Decía Pascual Duarte que hay personas a quienes el
Destino ha ordenado marchar por senderos suaves y otras que, por desgracia, son
impulsadas hacia trochas abruptas, acribilladas por el sol o maltratadas por la
gelidez del aire. Albert Rosell pertenece a quienes nutren el segundo bloque.
Fue un joven y prometedor pianista que, animado por el deseo de vivir de y para
la música, encaminó sus pasos hacia París en los meses previos a la guerra
española de 1936.
Allí se encontró con un hervidero de ideas
políticas y artísticas que estaban llamadas a revolucionar el panorama europeo,
y en el cual se sumergió con tanta curiosidad como desconcierto. Para su
desgracia, antes de poder afianzarse en ese mundo tuvo lugar la sublevación
castrense en España; y Rosell decidió que la postura ética más razonable
consistía en volver y ponerse del lado de la legalidad republicana. Tras eso
llegaron la derrota, la cárcel (seis años), la entereza hidalga de quien pasa
hambre y sigue pensando en su piano; y, por fin, una vejez zarandeada por la
ignominia, en la que trabaja amenizando espectáculos de travestismo en una sala
barcelonesa, durante los primeros años de la democracia.
Ahora se encuentra en el poder la generación que
tiene entre treinta y cinco y cuarenta y cinco años, “los que supieron dejar de
ser franquistas a tiempo y los que supieron ser antifranquistas en su justa
medida o a su justo tiempo” (p.162). Y los viejos supervivientes de aquellas
luchas oxidadas observan su entorno y notan el acíbar lento de la impotencia.
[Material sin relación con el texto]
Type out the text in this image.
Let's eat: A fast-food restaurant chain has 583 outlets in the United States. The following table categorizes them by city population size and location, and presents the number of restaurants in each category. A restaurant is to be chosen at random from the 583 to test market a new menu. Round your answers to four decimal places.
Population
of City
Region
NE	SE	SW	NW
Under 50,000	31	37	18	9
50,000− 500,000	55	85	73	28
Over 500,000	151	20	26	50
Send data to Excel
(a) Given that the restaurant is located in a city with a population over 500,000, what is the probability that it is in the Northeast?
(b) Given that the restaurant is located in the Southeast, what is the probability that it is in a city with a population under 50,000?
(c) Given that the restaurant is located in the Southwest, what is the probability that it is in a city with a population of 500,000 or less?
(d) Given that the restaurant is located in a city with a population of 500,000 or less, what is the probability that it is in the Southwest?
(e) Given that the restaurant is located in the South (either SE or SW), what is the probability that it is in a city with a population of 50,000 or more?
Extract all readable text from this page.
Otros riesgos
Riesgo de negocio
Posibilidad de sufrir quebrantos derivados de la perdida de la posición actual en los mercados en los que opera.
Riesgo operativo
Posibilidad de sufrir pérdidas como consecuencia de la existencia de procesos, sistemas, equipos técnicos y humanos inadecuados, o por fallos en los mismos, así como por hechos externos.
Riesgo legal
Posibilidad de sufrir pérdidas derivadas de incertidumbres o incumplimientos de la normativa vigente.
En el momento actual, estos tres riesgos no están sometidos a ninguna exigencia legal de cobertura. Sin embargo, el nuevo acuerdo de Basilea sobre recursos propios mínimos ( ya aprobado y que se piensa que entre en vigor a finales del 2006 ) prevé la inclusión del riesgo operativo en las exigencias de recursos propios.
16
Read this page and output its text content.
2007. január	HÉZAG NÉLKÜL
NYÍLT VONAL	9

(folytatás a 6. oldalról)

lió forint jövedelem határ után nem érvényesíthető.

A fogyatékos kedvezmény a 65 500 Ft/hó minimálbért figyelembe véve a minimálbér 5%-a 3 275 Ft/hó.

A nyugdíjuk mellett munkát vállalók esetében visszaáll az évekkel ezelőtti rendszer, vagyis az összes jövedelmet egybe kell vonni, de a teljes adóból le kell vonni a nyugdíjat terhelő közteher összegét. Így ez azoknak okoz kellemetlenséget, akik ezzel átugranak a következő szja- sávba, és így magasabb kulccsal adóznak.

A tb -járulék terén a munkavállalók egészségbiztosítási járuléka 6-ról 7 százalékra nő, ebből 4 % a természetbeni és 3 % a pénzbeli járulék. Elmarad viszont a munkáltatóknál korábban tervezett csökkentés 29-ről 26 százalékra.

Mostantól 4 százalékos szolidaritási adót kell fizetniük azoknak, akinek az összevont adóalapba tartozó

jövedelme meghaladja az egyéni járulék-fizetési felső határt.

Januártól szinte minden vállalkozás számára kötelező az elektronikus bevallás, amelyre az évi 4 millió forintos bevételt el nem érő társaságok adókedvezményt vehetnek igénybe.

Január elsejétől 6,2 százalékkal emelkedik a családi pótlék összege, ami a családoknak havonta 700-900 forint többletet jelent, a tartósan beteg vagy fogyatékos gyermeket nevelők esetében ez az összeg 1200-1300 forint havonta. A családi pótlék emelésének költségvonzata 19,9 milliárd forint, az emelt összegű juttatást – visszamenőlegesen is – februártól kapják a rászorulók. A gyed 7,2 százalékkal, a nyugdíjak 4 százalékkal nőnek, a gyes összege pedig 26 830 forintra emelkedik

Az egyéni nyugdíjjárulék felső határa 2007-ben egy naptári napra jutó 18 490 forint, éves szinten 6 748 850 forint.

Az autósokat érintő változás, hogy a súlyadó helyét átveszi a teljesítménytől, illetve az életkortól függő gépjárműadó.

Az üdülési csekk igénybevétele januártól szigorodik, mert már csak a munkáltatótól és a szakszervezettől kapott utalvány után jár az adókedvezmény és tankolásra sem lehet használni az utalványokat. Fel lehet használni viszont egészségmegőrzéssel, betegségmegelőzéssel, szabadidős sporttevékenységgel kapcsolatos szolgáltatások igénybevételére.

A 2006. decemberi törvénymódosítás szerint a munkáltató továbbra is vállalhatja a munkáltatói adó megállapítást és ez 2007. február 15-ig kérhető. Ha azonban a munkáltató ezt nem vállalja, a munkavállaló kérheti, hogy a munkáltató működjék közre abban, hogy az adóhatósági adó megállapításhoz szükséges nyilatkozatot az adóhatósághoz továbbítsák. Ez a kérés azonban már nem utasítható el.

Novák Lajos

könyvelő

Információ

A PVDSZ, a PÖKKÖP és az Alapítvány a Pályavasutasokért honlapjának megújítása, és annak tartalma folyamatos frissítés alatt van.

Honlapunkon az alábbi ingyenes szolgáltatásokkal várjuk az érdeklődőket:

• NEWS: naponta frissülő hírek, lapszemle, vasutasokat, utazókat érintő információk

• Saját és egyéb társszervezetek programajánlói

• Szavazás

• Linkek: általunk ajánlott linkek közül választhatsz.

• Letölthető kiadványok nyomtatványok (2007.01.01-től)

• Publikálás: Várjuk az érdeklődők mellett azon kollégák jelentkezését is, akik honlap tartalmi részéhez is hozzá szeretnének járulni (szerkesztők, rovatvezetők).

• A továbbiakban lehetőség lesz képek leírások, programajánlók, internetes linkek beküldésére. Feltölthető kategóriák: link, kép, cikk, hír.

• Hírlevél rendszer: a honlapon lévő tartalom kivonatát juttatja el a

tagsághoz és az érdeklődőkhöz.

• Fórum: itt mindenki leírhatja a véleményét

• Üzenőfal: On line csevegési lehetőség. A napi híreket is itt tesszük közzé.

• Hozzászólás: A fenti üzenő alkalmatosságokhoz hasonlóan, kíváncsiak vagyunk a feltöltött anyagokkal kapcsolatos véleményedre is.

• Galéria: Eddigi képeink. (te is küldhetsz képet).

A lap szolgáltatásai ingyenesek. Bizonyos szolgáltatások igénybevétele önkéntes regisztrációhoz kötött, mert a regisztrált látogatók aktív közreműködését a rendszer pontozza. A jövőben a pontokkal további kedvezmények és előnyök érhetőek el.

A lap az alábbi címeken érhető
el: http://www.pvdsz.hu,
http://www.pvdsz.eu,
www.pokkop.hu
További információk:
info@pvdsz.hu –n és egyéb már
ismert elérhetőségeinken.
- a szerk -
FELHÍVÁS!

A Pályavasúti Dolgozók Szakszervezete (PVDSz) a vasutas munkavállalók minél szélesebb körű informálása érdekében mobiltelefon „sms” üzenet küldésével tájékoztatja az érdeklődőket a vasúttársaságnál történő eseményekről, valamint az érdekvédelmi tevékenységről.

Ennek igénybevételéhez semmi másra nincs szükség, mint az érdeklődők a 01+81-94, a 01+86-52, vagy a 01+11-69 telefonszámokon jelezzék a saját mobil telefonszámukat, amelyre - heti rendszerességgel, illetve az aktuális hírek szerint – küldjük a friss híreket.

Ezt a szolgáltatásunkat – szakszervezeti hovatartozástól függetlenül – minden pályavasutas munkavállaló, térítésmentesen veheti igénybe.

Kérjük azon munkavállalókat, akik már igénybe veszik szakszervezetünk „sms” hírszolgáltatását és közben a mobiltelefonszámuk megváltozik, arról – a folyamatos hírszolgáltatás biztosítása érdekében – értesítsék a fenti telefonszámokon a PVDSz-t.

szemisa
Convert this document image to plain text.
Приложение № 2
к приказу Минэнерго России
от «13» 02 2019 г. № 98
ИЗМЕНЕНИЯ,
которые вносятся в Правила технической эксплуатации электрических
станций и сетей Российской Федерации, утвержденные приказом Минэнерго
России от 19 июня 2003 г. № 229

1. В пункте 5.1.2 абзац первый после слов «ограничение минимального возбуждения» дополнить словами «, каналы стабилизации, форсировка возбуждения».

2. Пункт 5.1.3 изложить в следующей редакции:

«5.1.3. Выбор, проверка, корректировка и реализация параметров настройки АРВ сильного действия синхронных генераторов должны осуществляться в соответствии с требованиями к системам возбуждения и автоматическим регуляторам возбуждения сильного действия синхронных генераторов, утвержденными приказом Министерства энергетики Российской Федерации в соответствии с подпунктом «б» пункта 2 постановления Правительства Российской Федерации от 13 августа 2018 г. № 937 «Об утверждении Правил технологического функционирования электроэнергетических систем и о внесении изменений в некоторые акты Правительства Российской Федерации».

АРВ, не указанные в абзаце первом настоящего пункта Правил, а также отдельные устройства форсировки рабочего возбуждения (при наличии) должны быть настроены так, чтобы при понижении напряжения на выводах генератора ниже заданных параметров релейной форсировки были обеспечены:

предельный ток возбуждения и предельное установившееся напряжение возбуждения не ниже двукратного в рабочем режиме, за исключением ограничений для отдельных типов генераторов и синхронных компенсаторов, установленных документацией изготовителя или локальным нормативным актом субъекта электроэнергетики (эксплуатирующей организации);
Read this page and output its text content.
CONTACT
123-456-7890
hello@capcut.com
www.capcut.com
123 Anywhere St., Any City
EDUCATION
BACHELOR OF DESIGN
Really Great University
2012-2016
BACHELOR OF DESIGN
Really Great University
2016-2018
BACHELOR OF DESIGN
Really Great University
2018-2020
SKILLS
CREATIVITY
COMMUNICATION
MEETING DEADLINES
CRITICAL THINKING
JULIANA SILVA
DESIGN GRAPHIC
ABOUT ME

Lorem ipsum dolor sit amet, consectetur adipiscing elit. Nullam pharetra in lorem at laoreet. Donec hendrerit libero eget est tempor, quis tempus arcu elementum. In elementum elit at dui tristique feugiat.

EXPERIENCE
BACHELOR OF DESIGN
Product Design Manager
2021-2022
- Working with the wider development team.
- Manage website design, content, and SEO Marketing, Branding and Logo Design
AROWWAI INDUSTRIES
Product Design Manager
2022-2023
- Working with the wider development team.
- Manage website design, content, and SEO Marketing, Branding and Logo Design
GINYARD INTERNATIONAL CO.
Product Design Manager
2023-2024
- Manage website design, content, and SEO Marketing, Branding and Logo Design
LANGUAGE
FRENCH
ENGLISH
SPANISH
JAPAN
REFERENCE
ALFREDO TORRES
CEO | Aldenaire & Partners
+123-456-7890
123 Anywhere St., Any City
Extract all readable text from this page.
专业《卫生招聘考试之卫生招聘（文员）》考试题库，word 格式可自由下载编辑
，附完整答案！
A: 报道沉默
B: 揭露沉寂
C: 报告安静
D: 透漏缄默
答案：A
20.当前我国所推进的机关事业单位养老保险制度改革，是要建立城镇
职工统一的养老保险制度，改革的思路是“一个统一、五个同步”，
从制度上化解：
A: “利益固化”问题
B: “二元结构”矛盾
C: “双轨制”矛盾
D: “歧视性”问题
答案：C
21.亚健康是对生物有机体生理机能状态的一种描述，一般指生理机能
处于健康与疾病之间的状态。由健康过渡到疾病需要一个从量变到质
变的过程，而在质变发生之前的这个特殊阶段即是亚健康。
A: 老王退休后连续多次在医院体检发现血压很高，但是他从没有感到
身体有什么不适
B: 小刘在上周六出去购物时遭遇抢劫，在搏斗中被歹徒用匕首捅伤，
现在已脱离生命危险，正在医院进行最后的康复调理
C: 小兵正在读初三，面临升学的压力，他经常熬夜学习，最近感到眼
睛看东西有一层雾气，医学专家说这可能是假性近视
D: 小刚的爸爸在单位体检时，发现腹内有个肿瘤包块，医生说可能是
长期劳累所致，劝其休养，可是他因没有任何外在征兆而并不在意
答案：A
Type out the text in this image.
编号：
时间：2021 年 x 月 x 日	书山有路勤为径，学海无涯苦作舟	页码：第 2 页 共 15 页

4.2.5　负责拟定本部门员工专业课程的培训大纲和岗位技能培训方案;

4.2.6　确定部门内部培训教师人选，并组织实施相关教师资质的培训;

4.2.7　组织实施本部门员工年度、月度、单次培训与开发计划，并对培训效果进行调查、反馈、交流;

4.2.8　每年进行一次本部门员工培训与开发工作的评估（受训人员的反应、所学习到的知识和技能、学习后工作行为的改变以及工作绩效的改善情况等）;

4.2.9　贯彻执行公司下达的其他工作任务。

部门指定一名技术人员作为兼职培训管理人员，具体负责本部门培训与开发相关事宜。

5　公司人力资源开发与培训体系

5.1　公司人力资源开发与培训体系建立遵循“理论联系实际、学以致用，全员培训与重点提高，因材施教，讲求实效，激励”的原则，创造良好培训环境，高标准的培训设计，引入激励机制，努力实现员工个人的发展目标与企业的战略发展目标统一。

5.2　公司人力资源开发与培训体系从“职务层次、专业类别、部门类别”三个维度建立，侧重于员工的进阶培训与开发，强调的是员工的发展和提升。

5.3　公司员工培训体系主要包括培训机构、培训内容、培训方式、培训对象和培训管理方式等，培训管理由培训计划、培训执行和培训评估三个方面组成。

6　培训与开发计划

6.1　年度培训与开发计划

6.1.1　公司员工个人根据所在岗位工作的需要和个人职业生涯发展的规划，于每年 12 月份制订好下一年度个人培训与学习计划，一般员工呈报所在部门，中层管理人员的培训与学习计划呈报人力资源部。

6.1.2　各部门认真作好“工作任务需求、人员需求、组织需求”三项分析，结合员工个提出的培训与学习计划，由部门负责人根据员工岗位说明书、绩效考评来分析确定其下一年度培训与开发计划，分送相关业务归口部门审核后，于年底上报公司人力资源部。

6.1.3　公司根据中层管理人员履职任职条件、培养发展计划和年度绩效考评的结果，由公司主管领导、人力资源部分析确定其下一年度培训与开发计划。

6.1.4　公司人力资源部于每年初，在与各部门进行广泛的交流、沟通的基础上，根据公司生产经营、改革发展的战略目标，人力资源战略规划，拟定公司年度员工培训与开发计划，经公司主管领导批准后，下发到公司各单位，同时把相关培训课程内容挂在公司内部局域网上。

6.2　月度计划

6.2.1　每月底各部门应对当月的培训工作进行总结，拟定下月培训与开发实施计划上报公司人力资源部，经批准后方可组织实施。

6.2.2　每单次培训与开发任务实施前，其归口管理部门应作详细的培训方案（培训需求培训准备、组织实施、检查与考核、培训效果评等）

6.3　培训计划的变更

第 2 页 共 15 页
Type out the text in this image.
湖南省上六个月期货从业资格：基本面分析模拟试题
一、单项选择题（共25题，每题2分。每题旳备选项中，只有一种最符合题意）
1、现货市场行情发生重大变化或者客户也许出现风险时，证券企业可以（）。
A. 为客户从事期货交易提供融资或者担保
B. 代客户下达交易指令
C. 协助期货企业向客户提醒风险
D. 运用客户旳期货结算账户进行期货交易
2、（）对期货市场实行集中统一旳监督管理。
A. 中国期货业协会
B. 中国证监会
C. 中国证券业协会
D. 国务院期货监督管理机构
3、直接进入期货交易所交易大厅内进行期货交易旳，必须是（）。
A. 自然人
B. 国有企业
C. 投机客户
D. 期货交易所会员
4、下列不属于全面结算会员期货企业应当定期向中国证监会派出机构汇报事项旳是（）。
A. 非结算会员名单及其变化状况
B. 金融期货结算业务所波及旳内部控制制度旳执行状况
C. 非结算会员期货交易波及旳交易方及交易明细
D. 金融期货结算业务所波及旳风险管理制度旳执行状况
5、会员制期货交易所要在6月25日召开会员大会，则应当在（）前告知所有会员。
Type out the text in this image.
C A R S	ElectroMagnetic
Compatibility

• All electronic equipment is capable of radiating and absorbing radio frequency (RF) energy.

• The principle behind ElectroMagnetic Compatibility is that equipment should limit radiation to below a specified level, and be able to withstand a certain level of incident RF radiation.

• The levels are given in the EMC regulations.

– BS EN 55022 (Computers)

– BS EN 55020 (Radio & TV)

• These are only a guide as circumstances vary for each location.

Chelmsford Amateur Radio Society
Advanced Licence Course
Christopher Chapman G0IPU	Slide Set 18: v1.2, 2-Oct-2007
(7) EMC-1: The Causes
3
Ventura e Irene, en la página 207, verbalizan en un breve diálogo esa
situación: “—¿Era esto lo que esperábamos? / —No. Pero no está tan mal. / —Una
mierda”.
Asistimos, por tanto, a una narración melancólica,
reflexiva y amarga, en la cual quedan registrados los pliegues del fracaso, la
languidez de las derrotas y los estragos vitales y espirituales de aquella
generación malherida por la ignominia. Manuel Vázquez Montalbán, brillante
siempre en sus formulaciones novelísticas, construye en El pianista una pieza narrativa magistral en la que el orden de las
secuencias adquiere una significación poderosa: los hechos están contados al revés. Primero vemos al pianista,
anciano y desmadejado sobre las teclas, entre el humo de la sala Capablanca
(antes conocida como Casbah), interpretando a Mompou entre la indiferencia del
público; luego lo vemos, jovencísimo, en el París de los años 30, realizando
los planes luminosos que ya sabemos que jamás se cumplirán; y, por fin,
viajamos con él en un vehículo para cruzar la frontera y sumarse a las fuerzas
leales a la República ,
que lograrán derrotar —ay— al fascismo...
Conocer el final de un chiste emborrona buena parte
de su comicidad, pero disponer de los detalles postreros de un fracaso lo
transforma, retrospectivamente, en una llorosa tragedia, a la que asistimos
paralizados y tristes. Excelente Manuel Vázquez Montalbán y oportuna
recuperación editorial del sello Cátedra, que a través de José Colmeiro nos
permite volver a disfrutar y sufrir con esta novela.
1 comentario:
¡Uuf!lo leí hace mucho, en el Insti, allá a finales de los 80...creo que se quedó en casa de mi padre, ni recuerdo dónde lo tengo!!! Me ha gustado recordarlo
Un beso.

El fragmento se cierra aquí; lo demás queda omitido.